- Published: 05 March 2014 05 March 2014
Small-wind power market to grow extensively
The small-wind power market is expected to increase hugely, from 609 million in 2012 to 3 billion by 2020. The global small-wind turbine cumulative installed capacity is also expected to witness a significant increase, from 728.3MW in 2012 to 4,644.7MW by 2020. China, the USA and the UK contributed to more than 80% of the global small-wind power installed capacity in 2012, with 266MW, 216MW and 118MW respectively. Although the future for small-wind looks promising, the market could face some obstacles in the form of the economic slowdown, along with zoning and permitting challenges. Further hindrance could be caused by low public awareness, lack of net-metering programmes and certification issues.
Most focus is normally on utility scale wind turbines and projects, but we believe that the small and medium-size turbines also deserve attention. For the fifth time, WWEA, in cooperation with New Energy Husum, will be holding the 6th World Summit for Small-Wind, WSSW2014, from 20 to 22 March 2014. The WSSW2014 takes place at the same time as the New Energy Fair Husum, the international trade fair for small-wind and decentralised renewable energy. The WSSW2014 will feature ‘Small-wind – success stories from all over the world’, an overview of the benefits and impacts of the small-wind industry in different countries and regions. Speakers from China, Cuba, Germany, India, Italy, Korea, the Netherlands, Spain, Turkey and the USA will present the latest achievements of and challenges for the small-wind sector. Also the International Renewable Energy Agency (IRENA) will present its activities in the field of small-wind turbines.

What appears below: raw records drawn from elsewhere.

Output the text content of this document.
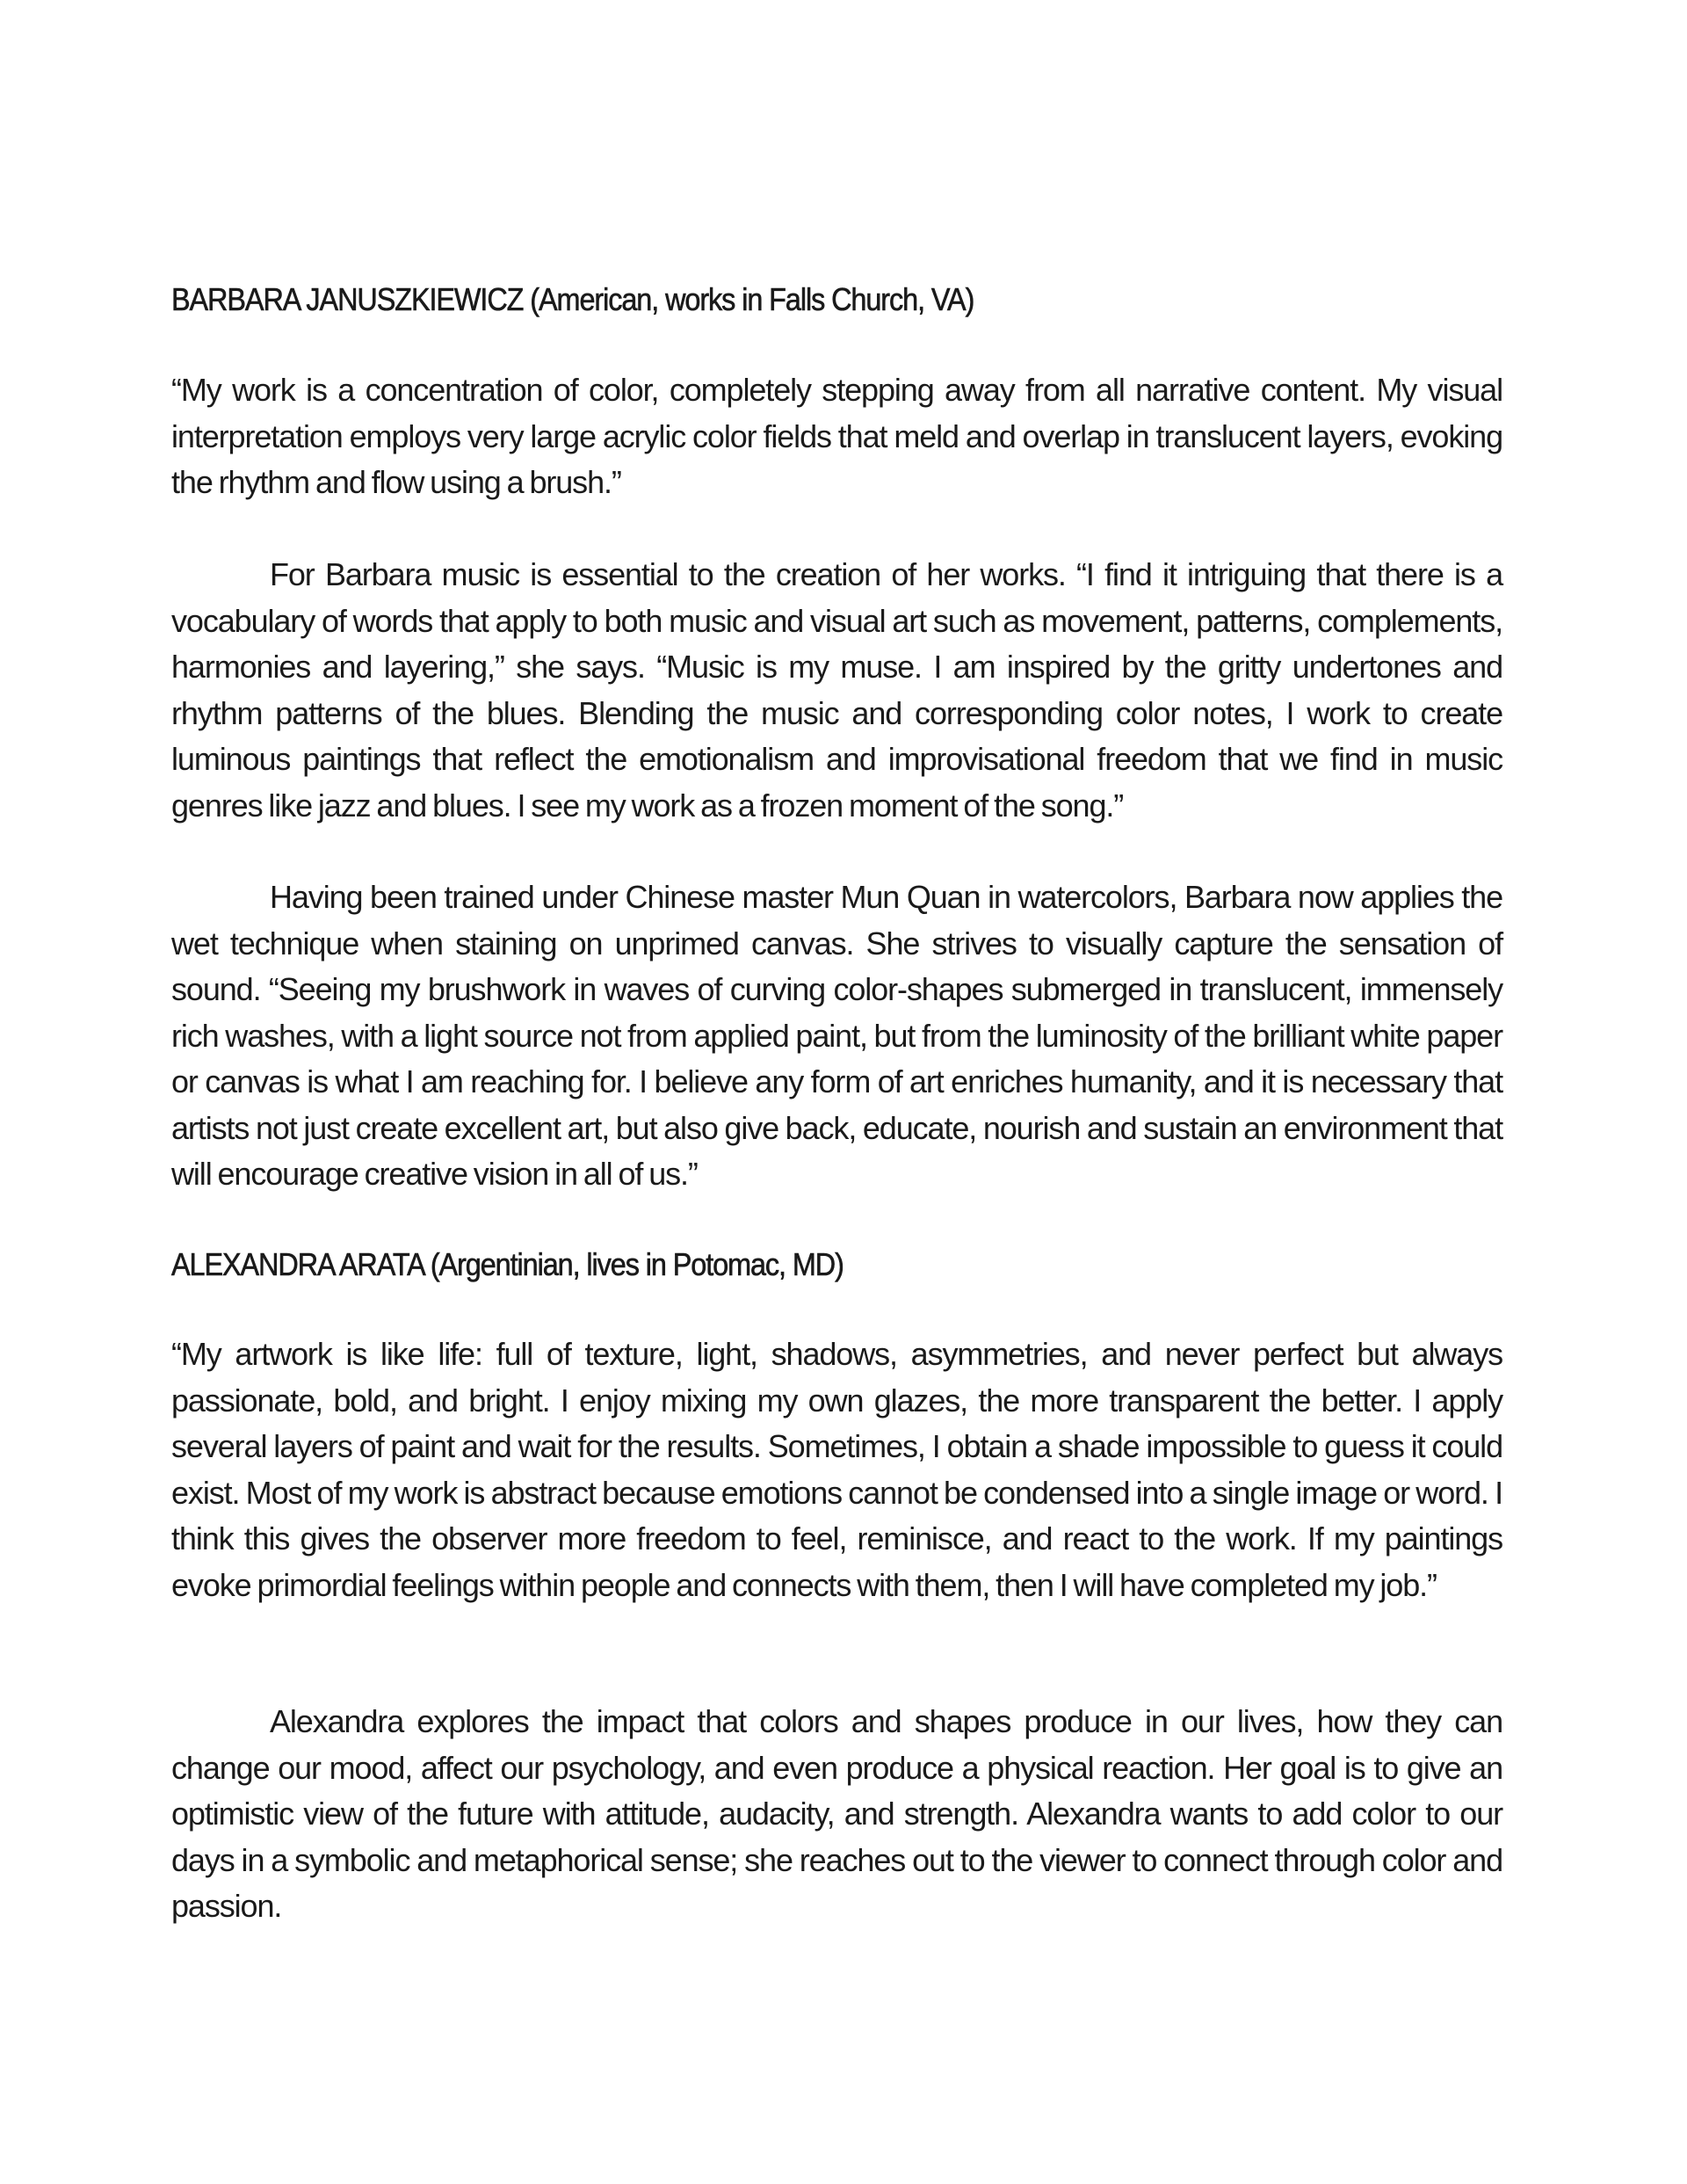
BARBARA JANUSZKIEWICZ (American, works in Falls Church, VA)

“My work is a concentration of color, completely stepping away from all narrative content. My visual interpretation employs very large acrylic color fields that meld and overlap in translucent layers, evoking the rhythm and flow using a brush.”

For Barbara music is essential to the creation of her works. “I find it intriguing that there is a vocabulary of words that apply to both music and visual art such as movement, patterns, complements, harmonies and layering,” she says. “Music is my muse. I am inspired by the gritty undertones and rhythm patterns of the blues. Blending the music and corresponding color notes, I work to create luminous paintings that reflect the emotionalism and improvisational freedom that we find in music genres like jazz and blues. I see my work as a frozen moment of the song.”

Having been trained under Chinese master Mun Quan in watercolors, Barbara now applies the wet technique when staining on unprimed canvas. She strives to visually capture the sensation of sound. “Seeing my brushwork in waves of curving color-shapes submerged in translucent, immensely rich washes, with a light source not from applied paint, but from the luminosity of the brilliant white paper or canvas is what I am reaching for. I believe any form of art enriches humanity, and it is necessary that artists not just create excellent art, but also give back, educate, nourish and sustain an environment that will encourage creative vision in all of us.”

ALEXANDRA ARATA (Argentinian, lives in Potomac, MD)

“My artwork is like life: full of texture, light, shadows, asymmetries, and never perfect but always passionate, bold, and bright. I enjoy mixing my own glazes, the more transparent the better. I apply several layers of paint and wait for the results. Sometimes, I obtain a shade impossible to guess it could exist. Most of my work is abstract because emotions cannot be condensed into a single image or word. I think this gives the observer more freedom to feel, reminisce, and react to the work. If my paintings evoke primordial feelings within people and connects with them, then I will have completed my job.”

Alexandra explores the impact that colors and shapes produce in our lives, how they can change our mood, affect our psychology, and even produce a physical reaction. Her goal is to give an optimistic view of the future with attitude, audacity, and strength. Alexandra wants to add color to our days in a symbolic and metaphorical sense; she reaches out to the viewer to connect through color and passion.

In this issue you will also find an article about a small-wind turbine. According to the Ireland-based company Airsynergy, its new turbines can double the power output for less than a 20% increase in the capital cost. Airsynergy founder Jim Smyth felt that the traditional turbine’s performance could be improved by applying air management techniques that he had used in his earlier career as an engineer designing air-conditioning systems. The shroud enhancement unit (the cowl system in front of the wind turbine) uses the wind to move, redirect and accelerate itself while simultaneously alleviating the pressure build-up problem that has blighted previous wind augmentation devices. Airsynergy’s 5kW turbine is currently undergoing independent power performance testing by DNV GL. On page 7 you can read the full article.
The EWEA 2014 Annual Event is being held from 10 till 13 March in Barcelona. This wind energy event presents an international platform for the wind energy industry to showcase and demonstrate its latest products and services. With Europe’s industry leaders and policy-makers attending, the event provides a periodic opportunity for the wind energy sector to meet with decision-makers and define the strategic direction for wind energy activities in Europe. Of course the team from Windtech International will be there and there will be a report about it in a later issue. I hope to see many of you in Barcelona.